Heretofore, cooling of engine main shaft bearings has been done by lateral injection of oil or, utilizing centrifugal force, by means of cooling oil supplied below the shaft to be supported. The known outer-race cooling through a cooling channel in the outer race of the bearing cools the outer bearing race directly and contributes to a partial decoupling of the lubrication and cooling of bearings. Also known is a direct outer-race cooling which, in accordance with publication EP 2 304 259, takes place in the rigid bearing seat without additional squeeze film damping or, as described in publication WO 2011/067154, in a squeeze-film-damped seat with combined outer-race cooling and squeeze film damping. The combination of direct outer-race cooling and squeeze film damping can be accomplished with a stationary outer race or a rotating outer race, as described in publication DE 10 2012 203 933.
In addition, there are known rolling-element bearings with both a steel contact partner and a ceramic contact partner, where the steel contact partner has selectively introduced residual compressive stresses, as described in US 2012/0037278 A1.

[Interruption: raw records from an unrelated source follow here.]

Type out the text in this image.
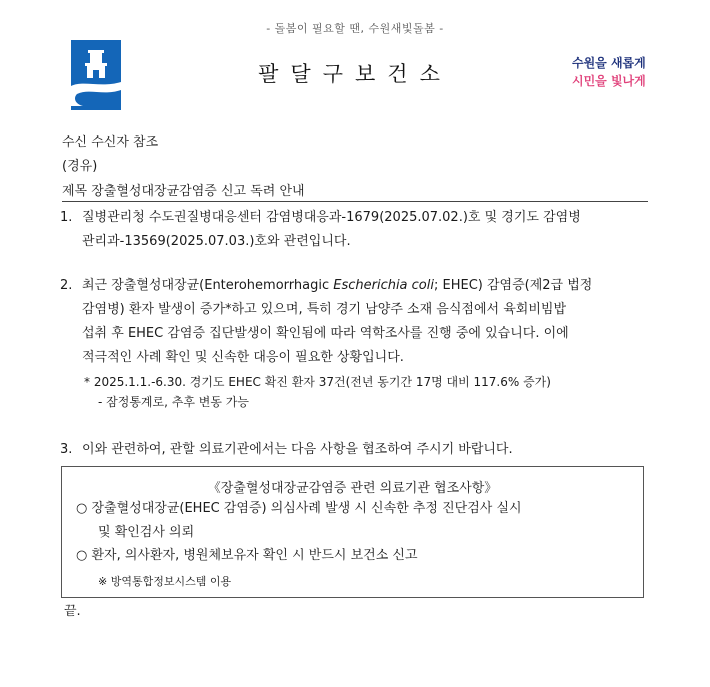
- 돌봄이 필요할 땐, 수원새빛돌봄 -
팔달구보건소	수원을 새롭게
시민을 빛나게
수신 수신자 참조
(경유)
제목 장출혈성대장균감염증 신고 독려 안내
1. 질병관리청 수도권질병대응센터 감염병대응과-1679(2025.07.02.)호 및 경기도 감염병
관리과-13569(2025.07.03.)호와 관련입니다.
2. 최근 장출혈성대장균(Enterohemorrhagic Escherichia coli; EHEC) 감염증(제2급 법정
감염병) 환자 발생이 증가*하고 있으며, 특히 경기 남양주 소재 음식점에서 육회비빔밥
섭취 후 EHEC 감염증 집단발생이 확인됨에 따라 역학조사를 진행 중에 있습니다. 이에
적극적인 사례 확인 및 신속한 대응이 필요한 상황입니다.
* 2025.1.1.-6.30. 경기도 EHEC 확진 환자 37건(전년 동기간 17명 대비 117.6% 증가)
- 잠정통계로, 추후 변동 가능
3. 이와 관련하여, 관할 의료기관에서는 다음 사항을 협조하여 주시기 바랍니다.
《장출혈성대장균감염증 관련 의료기관 협조사항》
○ 장출혈성대장균(EHEC 감염증) 의심사례 발생 시 신속한 추정 진단검사 실시
및 확인검사 의뢰
○ 환자, 의사환자, 병원체보유자 확인 시 반드시 보건소 신고
※ 방역통합정보시스템 이용
끝.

The fatigue strength of the heretofore used heat-resistant steels decreases with increasing temperature. Furthermore, the oils used for lubrication and heat dissipation are limited in operating temperature, and thus, with the currently used bearing materials and oils, the temperature in the contact region cannot be significantly increased. The primary disadvantage is that the load on the outer race contacts is decisively negatively affected by the centrifugal forces of the steel rolling elements. With the heretofore used steel rolling elements, the centrifugal force is very high, especially at high rotational speeds, and requires higher cooling oil flow rates, which, in turn, are associated with increased bearing power losses and a larger-dimensioned oil system architecture, such as pumps, supply and discharge lines, seals, etc.